Может, будь у меня великолепная работа, вроде ведущей в телевизионных новостях, или прекрасные густые волосы, или если бы я поступила в теннисный клуб, тогда все пошло бы по-другому. По-другому — в смысле лучше. Лучше, чем каждый вечер, придя домой, включать компьютер, словно какая-то чокнутая. Когда я жду писем от Пьера, чувствую себя как та чайка, которая слоняется по берегу и ищет кусочки жареного цыпленка по-кентуккски. Ну какие у меня шансы очутиться в Париже? И прилетит ли Пьер в Сидней, чтобы узреть меня во плоти?
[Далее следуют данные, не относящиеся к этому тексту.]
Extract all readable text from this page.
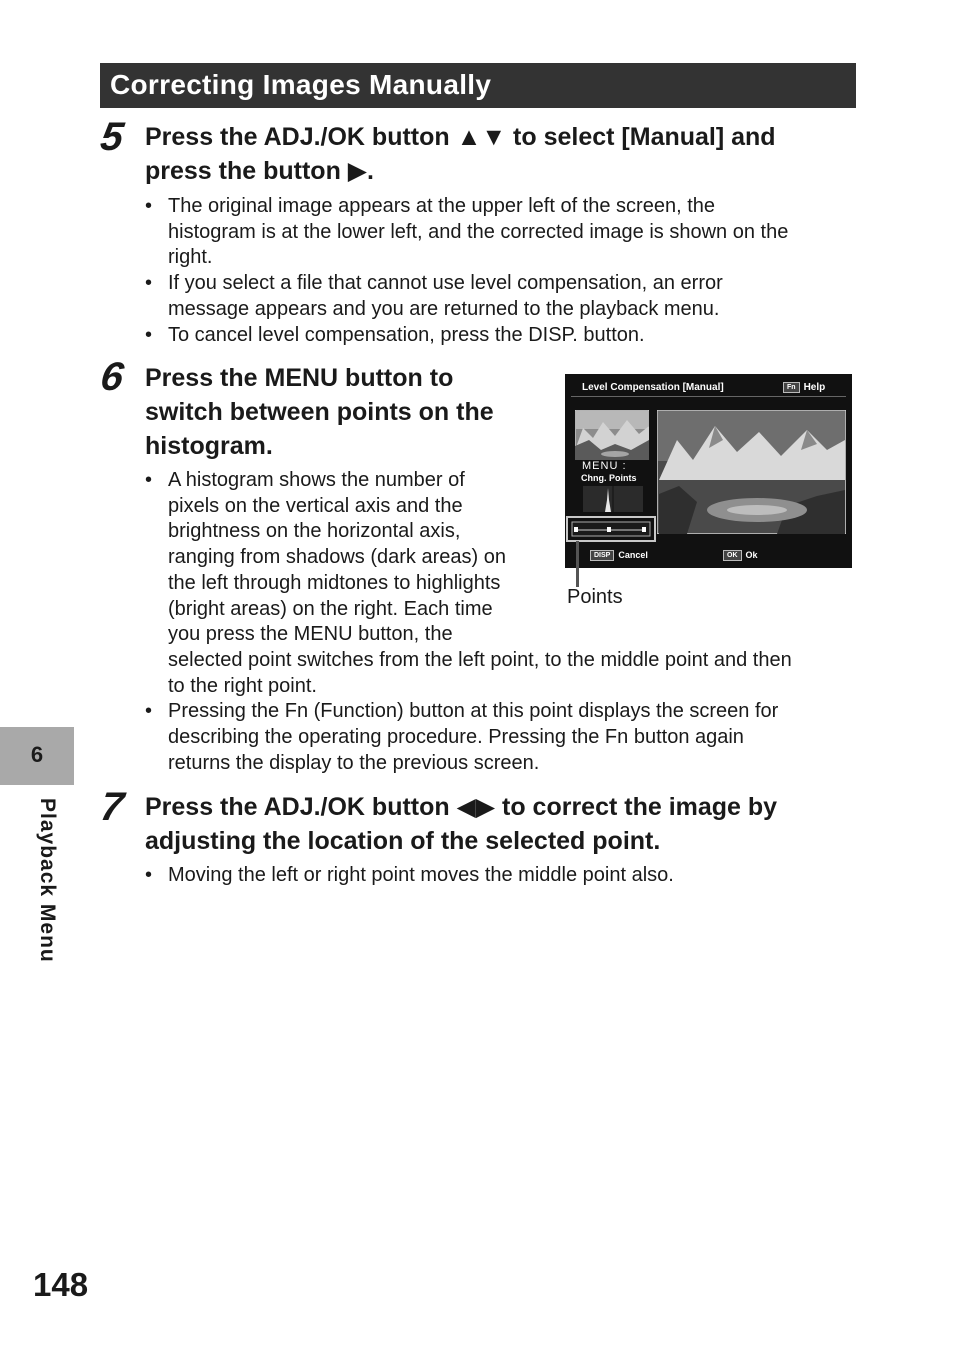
Correcting Images Manually
5 Press the ADJ./OK button ▲▼ to select [Manual] and
press the button ▶.
• The original image appears at the upper left of the screen, the
histogram is at the lower left, and the corrected image is shown on the
right.
• If you select a file that cannot use level compensation, an error
message appears and you are returned to the playback menu.
• To cancel level compensation, press the DISP. button.
6 Press the MENU button to
switch between points on the
histogram.
• A histogram shows the number of
pixels on the vertical axis and the
brightness on the horizontal axis,
ranging from shadows (dark areas) on
the left through midtones to highlights
(bright areas) on the right. Each time
you press the MENU button, the
selected point switches from the left point, to the middle point and then
to the right point.
• Pressing the Fn (Function) button at this point displays the screen for
describing the operating procedure. Pressing the Fn button again
returns the display to the previous screen.
Level Compensation [Manual]	Fn Help
MENU :
Chng. Points
DISP Cancel	OK Ok
Points
7 Press the ADJ./OK button ◀▶ to correct the image by
adjusting the location of the selected point.
• Moving the left or right point moves the middle point also.
6
Playback Menu
148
Хилари права. Я дурю себя, как никогда раньше не дурила. Как долго это уже тянется? Сколько уже было чатов и сколькими письмами мы обменялись, а он так и не назвал своего настоящего имени.
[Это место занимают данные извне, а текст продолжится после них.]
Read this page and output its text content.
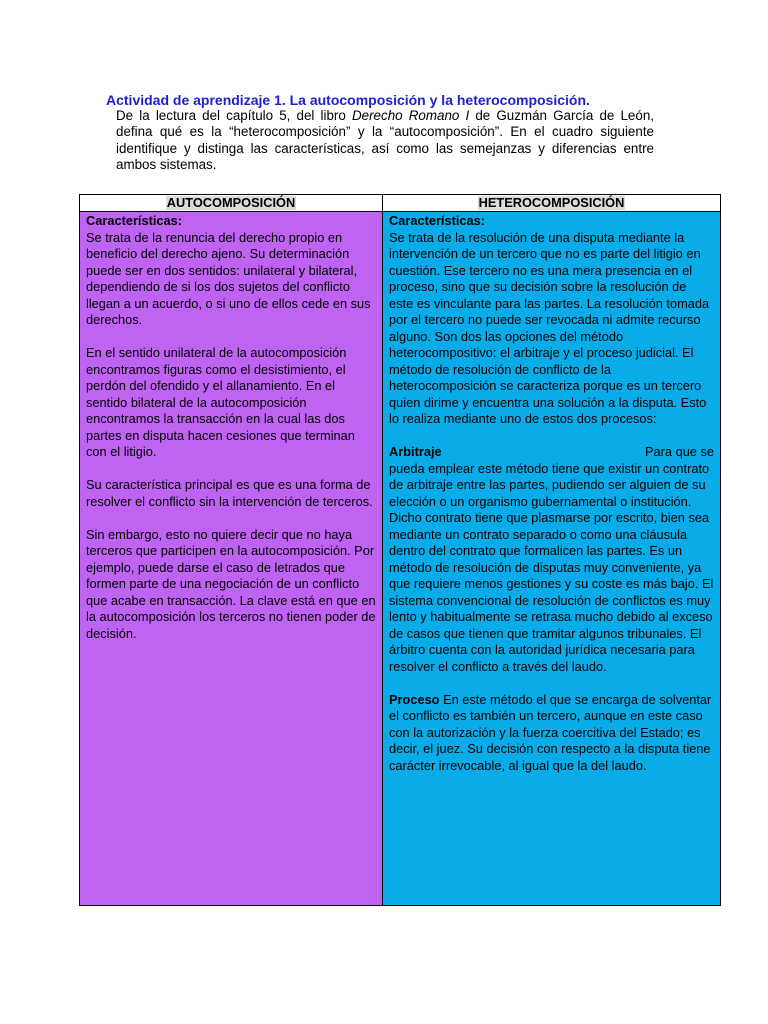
Actividad de aprendizaje 1. La autocomposición y la heterocomposición.
De la lectura del capítulo 5, del libro Derecho Romano I de Guzmán García de León, defina qué es la “heterocomposición” y la “autocomposición”. En el cuadro siguiente identifique y distinga las características, así como las semejanzas y diferencias entre ambos sistemas.
AUTOCOMPOSICIÓN	HETEROCOMPOSICIÓN

Características:

Se trata de la renuncia del derecho propio en beneficio del derecho ajeno. Su determinación puede ser en dos sentidos: unilateral y bilateral, dependiendo de si los dos sujetos del conflicto llegan a un acuerdo, o si uno de ellos cede en sus derechos.

En el sentido unilateral de la autocomposición encontramos figuras como el desistimiento, el perdón del ofendido y el allanamiento. En el sentido bilateral de la autocomposición encontramos la transacción en la cual las dos partes en disputa hacen cesiones que terminan con el litigio.

Su característica principal es que es una forma de resolver el conflicto sin la intervención de terceros.

Sin embargo, esto no quiere decir que no haya terceros que participen en la autocomposición. Por ejemplo, puede darse el caso de letrados que formen parte de una negociación de un conflicto que acabe en transacción. La clave está en que en la autocomposición los terceros no tienen poder de decisión.

Características:

Se trata de la resolución de una disputa mediante la intervención de un tercero que no es parte del litigio en cuestión. Ese tercero no es una mera presencia en el proceso, sino que su decisión sobre la resolución de este es vinculante para las partes. La resolución tomada por el tercero no puede ser revocada ni admite recurso alguno. Son dos las opciones del método heterocompositivo: el arbitraje y el proceso judicial. El método de resolución de conflicto de la heterocomposición se caracteriza porque es un tercero quien dirime y encuentra una solución a la disputa. Esto lo realiza mediante uno de estos dos procesos:

Arbitraje	Para que se

pueda emplear este método tiene que existir un contrato de arbitraje entre las partes, pudiendo ser alguien de su elección o un organismo gubernamental o institución. Dicho contrato tiene que plasmarse por escrito, bien sea mediante un contrato separado o como una cláusula dentro del contrato que formalicen las partes. Es un método de resolución de disputas muy conveniente, ya que requiere menos gestiones y su coste es más bajo. El sistema convencional de resolución de conflictos es muy lento y habitualmente se retrasa mucho debido al exceso de casos que tienen que tramitar algunos tribunales. El árbitro cuenta con la autoridad jurídica necesaria para resolver el conflicto a través del laudo.

Proceso En este método el que se encarga de solventar el conflicto es también un tercero, aunque en este caso con la autorización y la fuerza coercitiva del Estado; es decir, el juez. Su decisión con respecto a la disputa tiene carácter irrevocable, al igual que la del laudo.
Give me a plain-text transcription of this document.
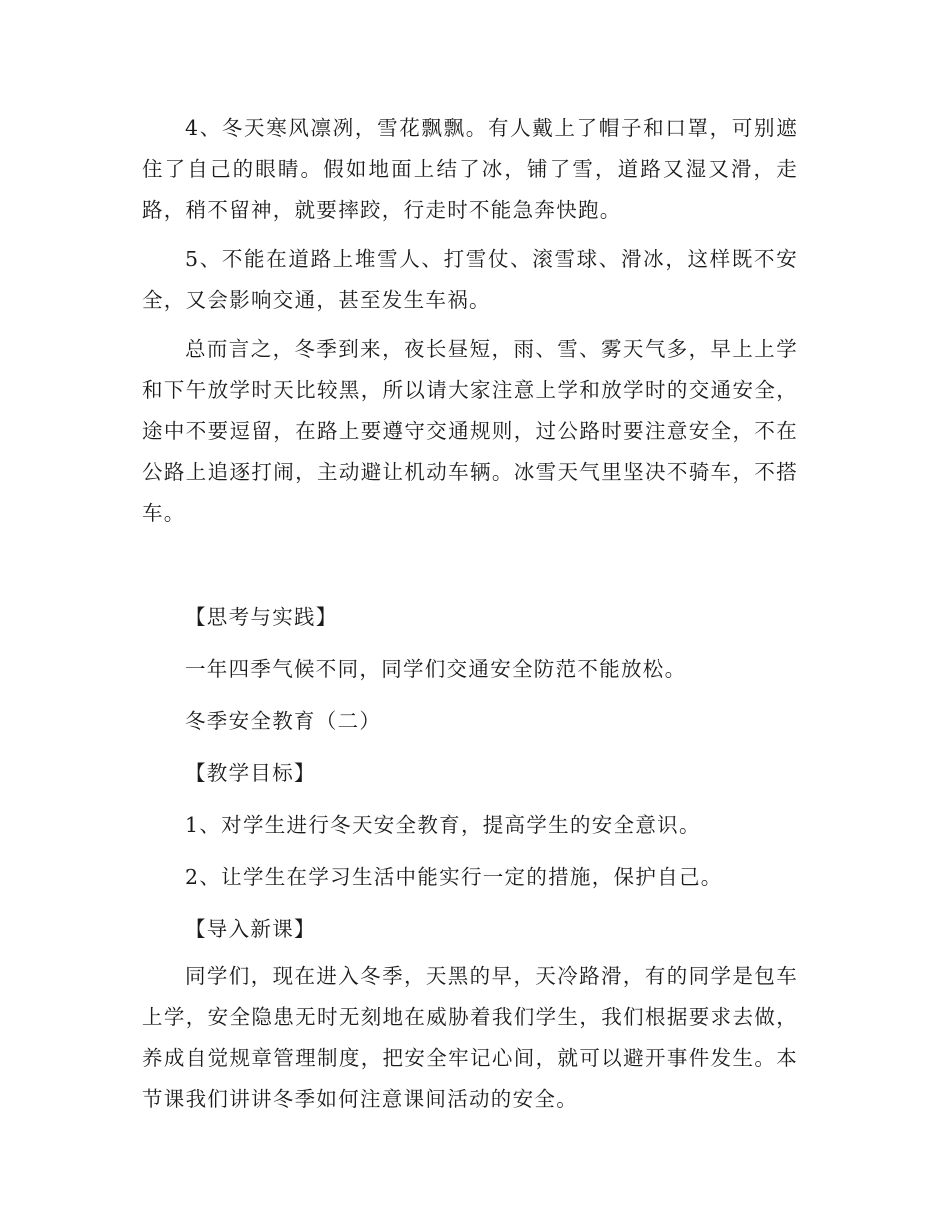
4、冬天寒风凛冽，雪花飘飘。有人戴上了帽子和口罩，可别遮住了自己的眼睛。假如地面上结了冰，铺了雪，道路又湿又滑，走路，稍不留神，就要摔跤，行走时不能急奔快跑。

5、不能在道路上堆雪人、打雪仗、滚雪球、滑冰，这样既不安全，又会影响交通，甚至发生车祸。

总而言之，冬季到来，夜长昼短，雨、雪、雾天气多，早上上学和下午放学时天比较黑，所以请大家注意上学和放学时的交通安全，途中不要逗留，在路上要遵守交通规则，过公路时要注意安全，不在公路上追逐打闹，主动避让机动车辆。冰雪天气里坚决不骑车，不搭车。

【思考与实践】

一年四季气候不同，同学们交通安全防范不能放松。

冬季安全教育（二）

【教学目标】

1、对学生进行冬天安全教育，提高学生的安全意识。

2、让学生在学习生活中能实行一定的措施，保护自己。

【导入新课】

同学们，现在进入冬季，天黑的早，天冷路滑，有的同学是包车上学，安全隐患无时无刻地在威胁着我们学生，我们根据要求去做，养成自觉规章管理制度，把安全牢记心间，就可以避开事件发生。本节课我们讲讲冬季如何注意课间活动的安全。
Можно было взглянуть, нет ли очередного послания, но я не собиралась этого делать. Все! Пусть и думать обо мне забудет.

В субботу днем, когда мною овладело безнадежное отчаяние, случилось нечто сногсшибательное. Ко мне в дверь постучали Хилари и Натали, они притащили кота в плетеной корзинке.
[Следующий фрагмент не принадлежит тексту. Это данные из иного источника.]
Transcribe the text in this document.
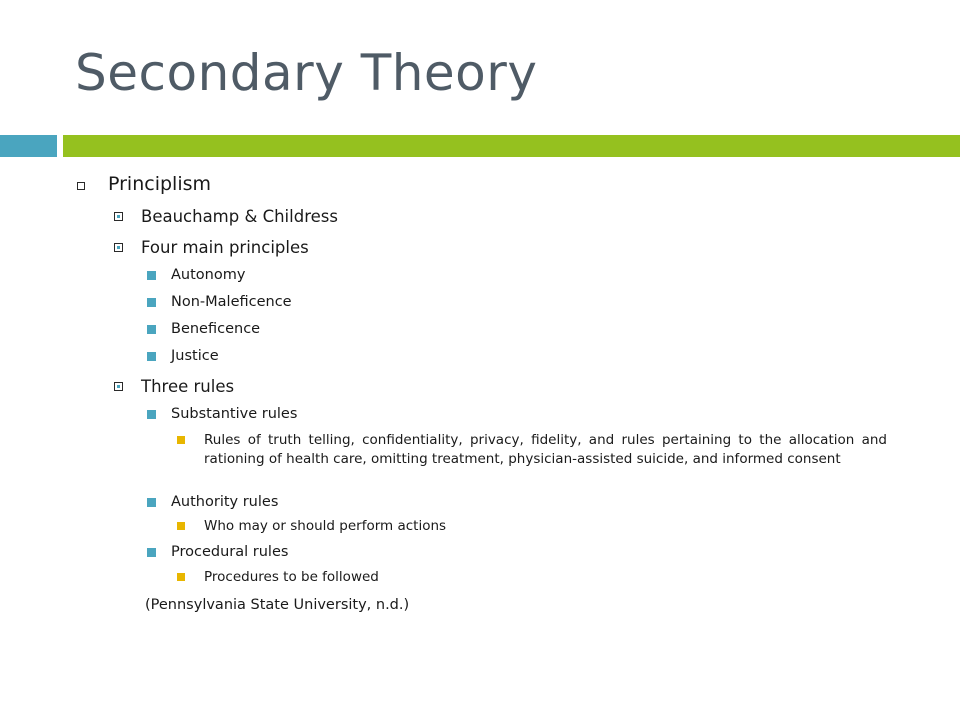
Secondary Theory
Principlism
Beauchamp & Childress
Four main principles
Autonomy
Non-Maleficence
Beneficence
Justice
Three rules
Substantive rules
Rules of truth telling, confidentiality, privacy, fidelity, and rules pertaining to the allocation and rationing of health care, omitting treatment, physician-assisted suicide, and informed consent
Authority rules
Who may or should perform actions
Procedural rules
Procedures to be followed
(Pennsylvania State University, n.d.)
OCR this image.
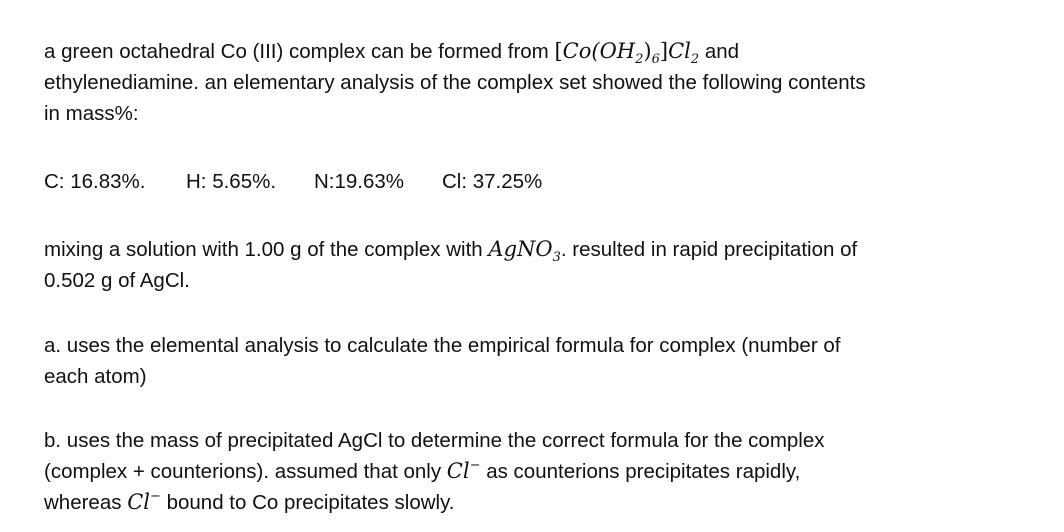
a green octahedral Co (III) complex can be formed from $[Co(OH_2)_6]Cl_2$ and
ethylenediamine. an elementary analysis of the complex set showed the following contents
in mass%:

C: 16.83%. H: 5.65%. N:19.63% Cl: 37.25%

mixing a solution with 1.00 g of the complex with AgNO$_3$. resulted in rapid precipitation of
0.502 g of AgCl.

a. uses the elemental analysis to calculate the empirical formula for complex (number of
each atom)

b. uses the mass of precipitated AgCl to determine the correct formula for the complex
(complex + counterions). assumed that only Cl− as counterions precipitates rapidly,
whereas Cl− bound to Co precipitates slowly.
— Йо-хо! — крикнула Натали.

Честное слово, так и закричала. Я не думала, что люди еще издают подобные возгласы. Хилари, тащившая кота, никак не могла отдышаться: зверь был вне себя от злости, а высовывавшаяся из корзины когтистая лапа беспрерывно совершала угрожающие движения (совсем как существующая сама по себе рука из «Семейки Аддамс»). Лапа была бело-рыжая.

— Кот, — тупо сказала я.

И тут заработало. Натали заработала.

— Это если ты не против, конечно. Понимаешь, мой бывший муж вдруг сорвался в Аделаиду, а о котике совсем не подумал, даже в Королевское общество защиты животных не позвонил, и тогда я решила, что мне самой надо о нем позаботиться, я же не против, но ведь мой дом у самой дороги, и я испугалась, что котик выскочит на шоссе и его собьют. Хилари сказала, что, может, ты согласишься, я бы за его содержание платила. Это только до тех пор, пока мы не найдем ему дом.

— Ты же любишь кошек, — вставила Хилари.

Натали открыла корзинку, и мохнатая тварь с диким воплем пронеслась мимо меня в спальню и исчезла под кроватью.

— Мне нельзя держать кошек, — сказала я.

Это была чистая правда. Тысячу лет тому назад я внушила себе, что кошек мне держать нельзя. Почему? Потому что, если вы одинокая женщина и у вас есть кошка, скоро вы обзаведетесь и седым пучком волос, твидовым костюмом и очками, а называть вас будут мисс Марпл. Одинокая женщина плюс кошка — клише получается неважное. Мужчин оно отпугивает. Нет, нет и нет.